Without this context, readers can’t evaluate whether the HSPC’s challenges represent unique failures or common industry pressures. It’s like criticizing a restaurant for long wait times without mentioning they’re operating with half their usual staff.
I’m not defending the HSPC—I honestly don’t know enough about their operations to make that judgment. That’s precisely the point. Neither do readers of this article, despite its length and apparent thoroughness.
Real investigative journalism is hard work. It requires talking to people who disagree with each other. It demands documentation of serious claims. It means exploring alternative explanations for troubling patterns. It involves understanding the broader context that shapes institutional behavior.
Most importantly, it requires intellectual humility—the recognition that initial impressions might be wrong, that simple explanations for complex problems are usually incomplete, and that fair reporting serves everyone’s interests better than sensationalism.
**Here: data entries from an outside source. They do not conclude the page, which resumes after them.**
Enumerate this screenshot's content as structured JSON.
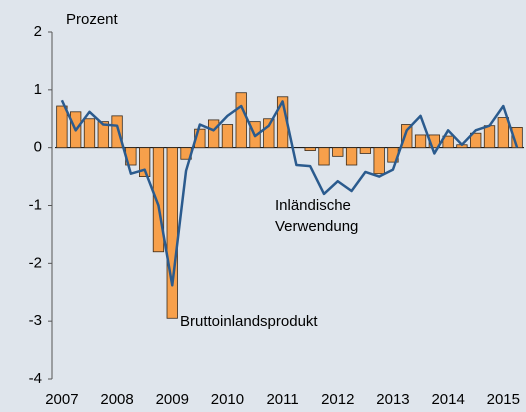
{
  "chart_data": {
    "type": "bar_line",
    "y_axis_label": "Prozent",
    "categories": [
      "2007",
      null,
      null,
      null,
      "2008",
      null,
      null,
      null,
      "2009",
      null,
      null,
      null,
      "2010",
      null,
      null,
      null,
      "2011",
      null,
      null,
      null,
      "2012",
      null,
      null,
      null,
      "2013",
      null,
      null,
      null,
      "2014",
      null,
      null,
      null,
      "2015",
      null
    ],
    "series": [
      {
        "name": "Bruttoinlandsprodukt",
        "type": "bar",
        "color": "#f7a04b",
        "values": [
          0.72,
          0.62,
          0.5,
          0.45,
          0.55,
          -0.3,
          -0.5,
          -1.8,
          -2.95,
          -0.2,
          0.32,
          0.48,
          0.4,
          0.95,
          0.45,
          0.5,
          0.88,
          0.0,
          -0.05,
          -0.3,
          -0.15,
          -0.3,
          -0.1,
          -0.45,
          -0.25,
          0.4,
          0.22,
          0.22,
          0.2,
          0.05,
          0.25,
          0.38,
          0.52,
          0.35
        ]
      },
      {
        "name": [
          "Inländische",
          "Verwendung"
        ],
        "type": "line",
        "color": "#2b5b8e",
        "values": [
          0.82,
          0.3,
          0.62,
          0.4,
          0.38,
          -0.45,
          -0.38,
          -1.0,
          -2.38,
          -0.4,
          0.4,
          0.3,
          0.55,
          0.72,
          0.2,
          0.38,
          0.8,
          -0.3,
          -0.32,
          -0.8,
          -0.58,
          -0.75,
          -0.42,
          -0.5,
          -0.38,
          0.3,
          0.55,
          -0.1,
          0.3,
          0.05,
          0.3,
          0.38,
          0.72,
          0.0
        ]
      }
    ],
    "ylim": [
      -4,
      2
    ],
    "yticks": [
      -4,
      -3,
      -2,
      -1,
      0,
      1,
      2
    ],
    "grid": false
  }
}
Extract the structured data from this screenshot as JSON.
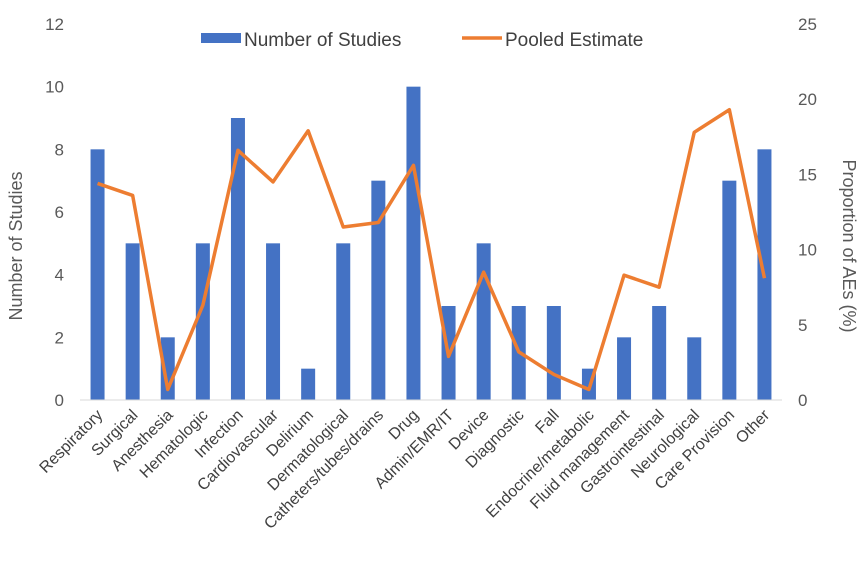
{
  "chart_data": {
    "type": "bar",
    "categories": [
      "Respiratory",
      "Surgical",
      "Anesthesia",
      "Hematologic",
      "Infection",
      "Cardiovascular",
      "Delirium",
      "Dermatological",
      "Catheters/tubes/drains",
      "Drug",
      "Admin/EMR/IT",
      "Device",
      "Diagnostic",
      "Fall",
      "Endocrine/metabolic",
      "Fluid management",
      "Gastrointestinal",
      "Neurological",
      "Care Provision",
      "Other"
    ],
    "series": [
      {
        "name": "Number of Studies",
        "type": "bar",
        "axis": "left",
        "color": "#4472C4",
        "values": [
          8,
          5,
          2,
          5,
          9,
          5,
          1,
          5,
          7,
          10,
          3,
          5,
          3,
          3,
          1,
          2,
          3,
          2,
          7,
          8
        ]
      },
      {
        "name": "Pooled Estimate",
        "type": "line",
        "axis": "right",
        "color": "#ED7D31",
        "values": [
          14.4,
          13.6,
          0.7,
          6.3,
          16.6,
          14.5,
          17.9,
          11.5,
          11.8,
          15.6,
          2.9,
          8.5,
          3.2,
          1.7,
          0.7,
          8.3,
          7.5,
          17.8,
          19.3,
          8.1
        ]
      }
    ],
    "ylabel": "Number of Studies",
    "ylim": [
      0,
      12
    ],
    "yticks": [
      "0",
      "2",
      "4",
      "6",
      "8",
      "10",
      "12"
    ],
    "y2label": "Proportion of AEs (%)",
    "y2lim": [
      0,
      25
    ],
    "y2ticks": [
      "0",
      "5",
      "10",
      "15",
      "20",
      "25"
    ],
    "grid": false,
    "legend_position": "top-center"
  }
}
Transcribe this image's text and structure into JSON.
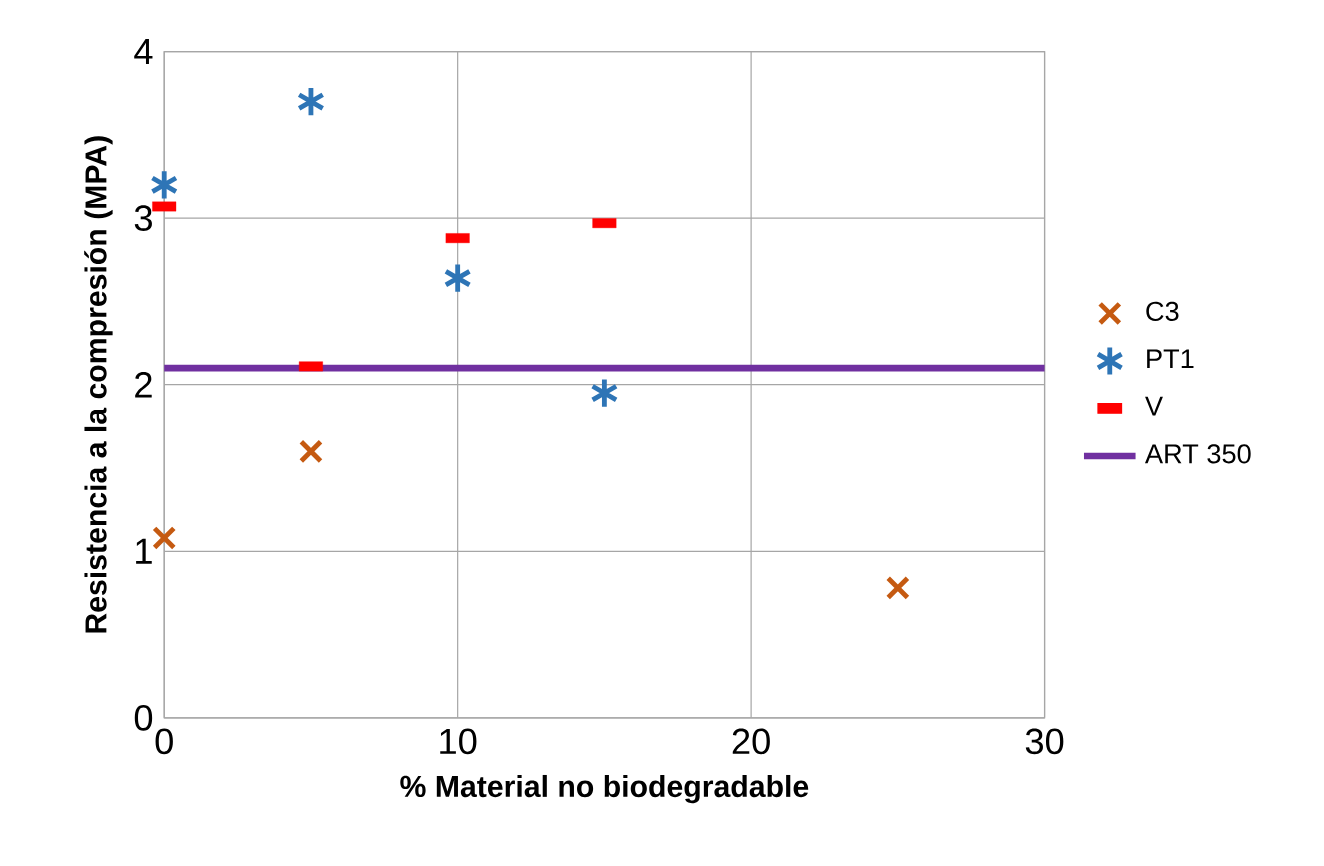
{
  "chart_data": {
    "type": "scatter",
    "xlabel": "% Material no biodegradable",
    "ylabel": "Resistencia a la compresión (MPA)",
    "xlim": [
      0,
      30
    ],
    "xticks": [
      0,
      10,
      20,
      30
    ],
    "ylim": [
      0,
      4
    ],
    "yticks": [
      0,
      1,
      2,
      3,
      4
    ],
    "grid": true,
    "legend": "right",
    "series": [
      {
        "name": "C3",
        "color": "#c55a11",
        "marker": "cross",
        "x": [
          0,
          5,
          25
        ],
        "values": [
          1.08,
          1.6,
          0.78
        ]
      },
      {
        "name": "PT1",
        "color": "#2e75b6",
        "marker": "cross",
        "x": [
          0,
          5,
          10,
          15
        ],
        "values": [
          3.2,
          3.7,
          2.64,
          1.95
        ]
      },
      {
        "name": "V",
        "color": "#ff0000",
        "marker": "square",
        "x": [
          0,
          5,
          10,
          15
        ],
        "values": [
          3.07,
          2.11,
          2.88,
          2.97
        ]
      },
      {
        "name": "ART 350",
        "type": "line",
        "color": "#7030a0",
        "marker": "none",
        "x": [
          0,
          30
        ],
        "values": [
          2.1,
          2.1
        ]
      }
    ]
  }
}
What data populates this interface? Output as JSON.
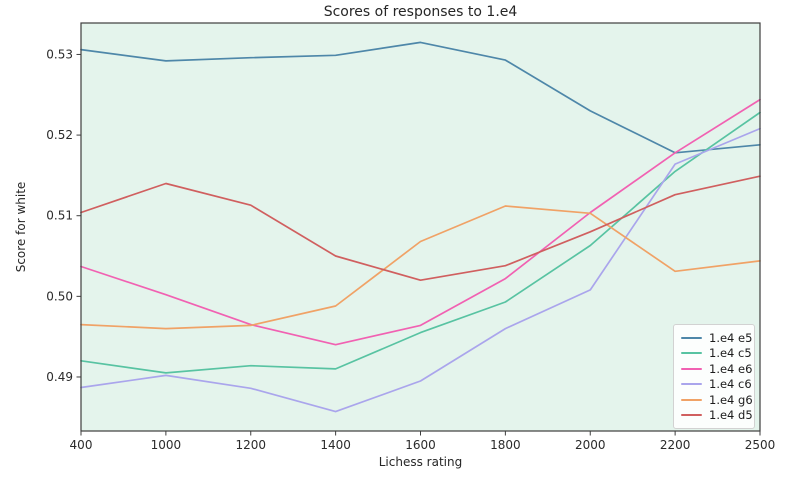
{
  "chart_data": {
    "type": "line",
    "title": "Scores of responses to 1.e4",
    "xlabel": "Lichess rating",
    "ylabel": "Score for white",
    "categories": [
      "400",
      "1000",
      "1200",
      "1400",
      "1600",
      "1800",
      "2000",
      "2200",
      "2500"
    ],
    "y_ticks": [
      0.49,
      0.5,
      0.51,
      0.52,
      0.53
    ],
    "y_tick_labels": [
      "0.49",
      "0.50",
      "0.51",
      "0.52",
      "0.53"
    ],
    "ylim": [
      0.4833,
      0.5339
    ],
    "grid": false,
    "legend_position": "lower right",
    "plot_bg_color": "#e4f4ec",
    "axis_color": "#3d3d3d",
    "series": [
      {
        "name": "1.e4 e5",
        "color": "#4e87a9",
        "values": [
          0.5306,
          0.5292,
          0.5296,
          0.5299,
          0.5315,
          0.5293,
          0.523,
          0.5178,
          0.5188
        ]
      },
      {
        "name": "1.e4 c5",
        "color": "#58c3a2",
        "values": [
          0.492,
          0.4905,
          0.4914,
          0.491,
          0.4955,
          0.4993,
          0.5063,
          0.5155,
          0.5228
        ]
      },
      {
        "name": "1.e4 e6",
        "color": "#f161b2",
        "values": [
          0.5037,
          0.5002,
          0.4965,
          0.494,
          0.4964,
          0.5022,
          0.5104,
          0.5178,
          0.5244
        ]
      },
      {
        "name": "1.e4 c6",
        "color": "#aaa5ec",
        "values": [
          0.4887,
          0.4902,
          0.4886,
          0.4857,
          0.4895,
          0.496,
          0.5008,
          0.5164,
          0.5208
        ]
      },
      {
        "name": "1.e4 g6",
        "color": "#f0a266",
        "values": [
          0.4965,
          0.496,
          0.4964,
          0.4988,
          0.5068,
          0.5112,
          0.5103,
          0.5031,
          0.5044
        ]
      },
      {
        "name": "1.e4 d5",
        "color": "#d05f5f",
        "values": [
          0.5104,
          0.514,
          0.5113,
          0.505,
          0.502,
          0.5038,
          0.508,
          0.5126,
          0.5149
        ]
      }
    ]
  }
}
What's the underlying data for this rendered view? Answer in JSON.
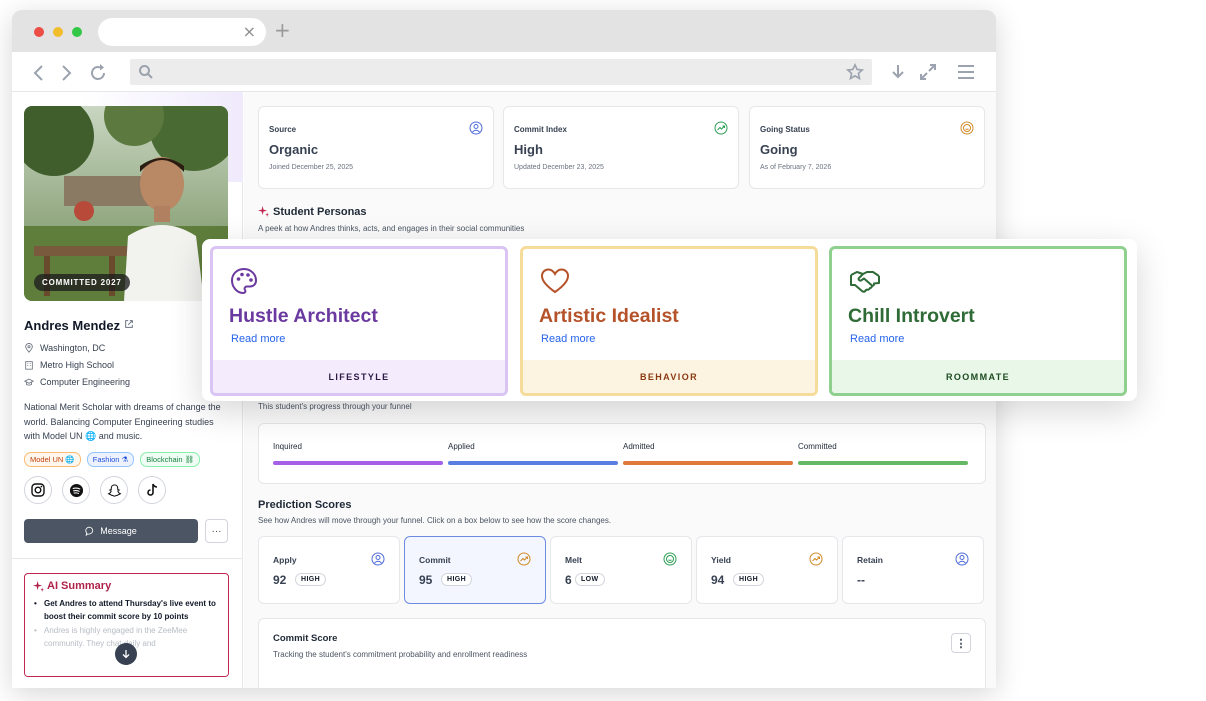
{
  "colors": {
    "accent_purple": "#6b3aa0",
    "accent_orange": "#b5522a",
    "accent_green": "#2f6b36",
    "link_blue": "#2563eb",
    "ai_red": "#c0264f"
  },
  "browser": {
    "close_tab": "×",
    "new_tab": "+"
  },
  "profile": {
    "badge": "COMMITTED 2027",
    "name": "Andres Mendez",
    "location": "Washington, DC",
    "school": "Metro High School",
    "major": "Computer Engineering",
    "bio": "National Merit Scholar with dreams of change the world. Balancing Computer Engineering studies with Model UN 🌐 and music.",
    "tags": [
      {
        "label": "Model UN 🌐",
        "color": "#c2410c",
        "bg": "#fff7ed",
        "border": "#fdba74"
      },
      {
        "label": "Fashion ⚗",
        "color": "#1d4ed8",
        "bg": "#eef2ff",
        "border": "#93c5fd"
      },
      {
        "label": "Blockchain ⛓",
        "color": "#15803d",
        "bg": "#f0fdf4",
        "border": "#86efac"
      }
    ],
    "socials": [
      "instagram-icon",
      "spotify-icon",
      "snapchat-icon",
      "tiktok-icon"
    ],
    "message_label": "Message",
    "more_label": "···"
  },
  "ai_summary": {
    "title": "AI Summary",
    "items": [
      "Get Andres to attend Thursday's live event to boost their commit score by 10 points",
      "Andres is highly engaged in the ZeeMee community. They chat daily and"
    ]
  },
  "stats": [
    {
      "label": "Source",
      "value": "Organic",
      "sub": "Joined December 25, 2025",
      "icon": "user-circle-icon",
      "color": "#4f6bd8"
    },
    {
      "label": "Commit Index",
      "value": "High",
      "sub": "Updated December 23, 2025",
      "icon": "trend-up-icon",
      "color": "#2f9e55"
    },
    {
      "label": "Going Status",
      "value": "Going",
      "sub": "As of February 7, 2026",
      "icon": "smile-icon",
      "color": "#d08a2a"
    }
  ],
  "personas": {
    "title": "Student Personas",
    "subtitle": "A peek at how Andres thinks, acts, and engages in their social communities",
    "cards": [
      {
        "name": "Hustle Architect",
        "link": "Read more",
        "category": "LIFESTYLE",
        "icon": "palette-icon"
      },
      {
        "name": "Artistic Idealist",
        "link": "Read more",
        "category": "BEHAVIOR",
        "icon": "heart-icon"
      },
      {
        "name": "Chill Introvert",
        "link": "Read more",
        "category": "ROOMMATE",
        "icon": "handshake-icon"
      }
    ]
  },
  "funnel": {
    "subtitle": "This student's progress through your funnel",
    "stages": [
      {
        "label": "Inquired",
        "color": "#a461e8"
      },
      {
        "label": "Applied",
        "color": "#5a7fe0"
      },
      {
        "label": "Admitted",
        "color": "#e07a3a"
      },
      {
        "label": "Committed",
        "color": "#66b866"
      }
    ]
  },
  "predictions": {
    "title": "Prediction Scores",
    "subtitle": "See how Andres will move through your funnel. Click on a box below to see how the score changes.",
    "cards": [
      {
        "label": "Apply",
        "value": "92",
        "level": "HIGH",
        "icon": "user-circle-icon",
        "color": "#4f6bd8"
      },
      {
        "label": "Commit",
        "value": "95",
        "level": "HIGH",
        "icon": "trend-up-icon",
        "color": "#d08a2a"
      },
      {
        "label": "Melt",
        "value": "6",
        "level": "LOW",
        "icon": "smile-icon",
        "color": "#2f9e55"
      },
      {
        "label": "Yield",
        "value": "94",
        "level": "HIGH",
        "icon": "trend-up-icon",
        "color": "#d08a2a"
      },
      {
        "label": "Retain",
        "value": "--",
        "level": "",
        "icon": "user-circle-icon",
        "color": "#4f6bd8"
      }
    ]
  },
  "commit_score": {
    "title": "Commit Score",
    "subtitle": "Tracking the student's commitment probability and enrollment readiness",
    "menu": "⋮"
  }
}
The animal welfare community deserves better journalism, not because organizations like the HSPC are above criticism, but because meaningful accountability requires meaningful investigation. When we abandon journalistic standards, we don’t strengthen oversight—we undermine it.
Readers deserve to make informed judgments based on verified facts and balanced reporting. Organizations deserve to be evaluated fairly, with full context and opportunity to respond. And our community deserves journalism that serves the public interest rather than manufacturing controversy.
That’s what was missing from this investigation, and that’s what concerns me most.